Nessun giusto è stato trovato da Dio in questo mondo se non l’eterno Figlio Suo, fattosi carne. È lui il modello di ogni santità accetta al Padre. Si è fatto come noi perché noi fossimo fatti come Lui. Non ha reso male per male ma ha portato nel suo corpo ogni male e lo ha fatto perire con la morte in croce. Liberati dal peccato, ci ha fatti creature nuove in virtù della Sua resurrezione, perché non viviamo più per il Maligno autore del peccato,  ma per l’eterno Creatore di ogni bene. Salvàti una volta per sempre per il sangue versato sulla croce dal Cristo, in esso lavati, da esso purificati, sempre ed ovunque portiamo in noi i segni di una vita che è passata e passa attraverso la morte.

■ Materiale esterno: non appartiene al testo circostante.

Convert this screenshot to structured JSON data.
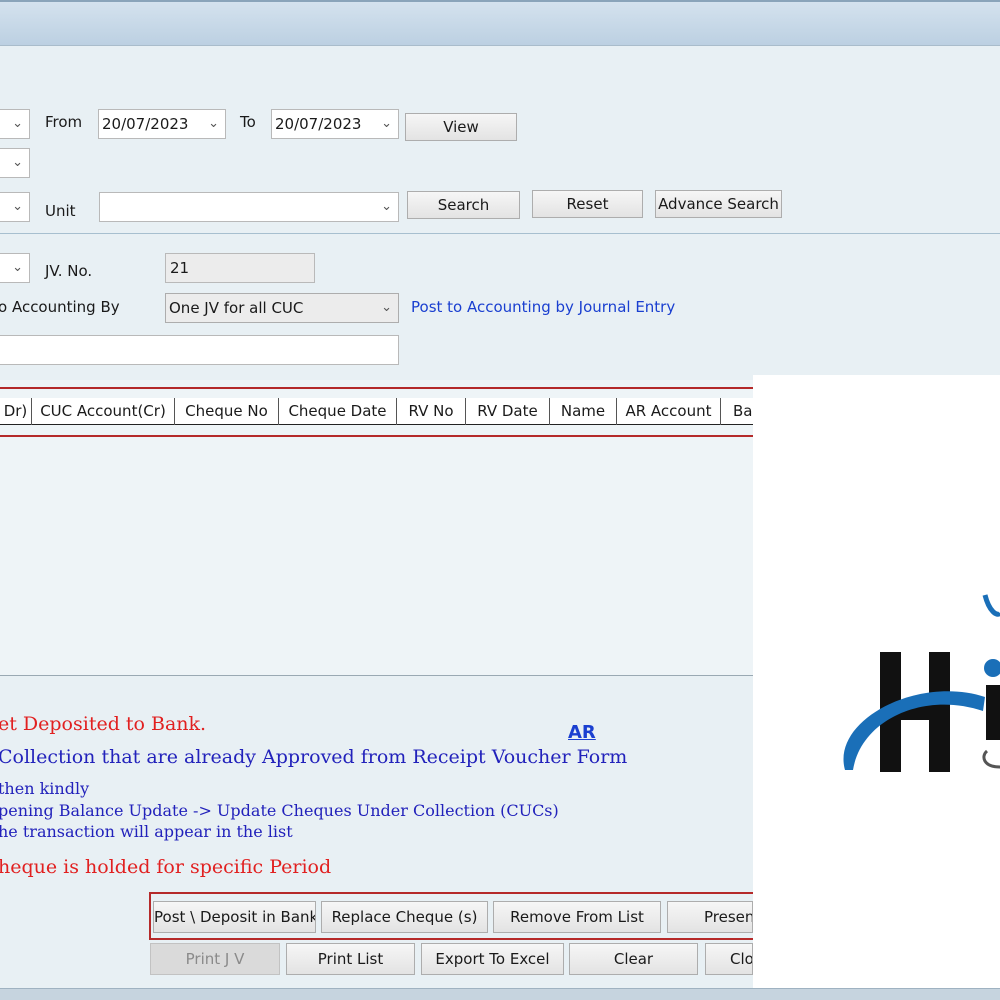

La cicatrice  da cui è uscito  il sangue che ci ha purificato e ci ha liberato da ogni peccato, ogni giorno ci dona il medesimo sangue nella celebrazione eucaristica. Se pur Cristo ha sofferto una volta per sempre, finché dureranno i tempi dell’uomo, dall’unica e medesima cicatrice  che ci ha dato vita nuova, sempre uscirà il sangue che alimenta, fa  nuova ed attuale  la salvezza che è venuta dal cielo.

“25 Eravate infatti come pecore erranti, ma ora siete stati convertiti al pastore e  sorvegliante delle anime vostre.”

Caduti nelle mani di un padrone sbagliato, eravamo come pecore erranti nel deserto. Un popolo disperso e smarrito ha ritrovato finalmente in Cristo il pastore ed il sorvegliante delle proprie anime, Colui che ci pasce con un cibo di vita eterna, colui che si è posto accanto a noi perché in virtù della sua potenza non ricadiamo nell’antica schiavitù.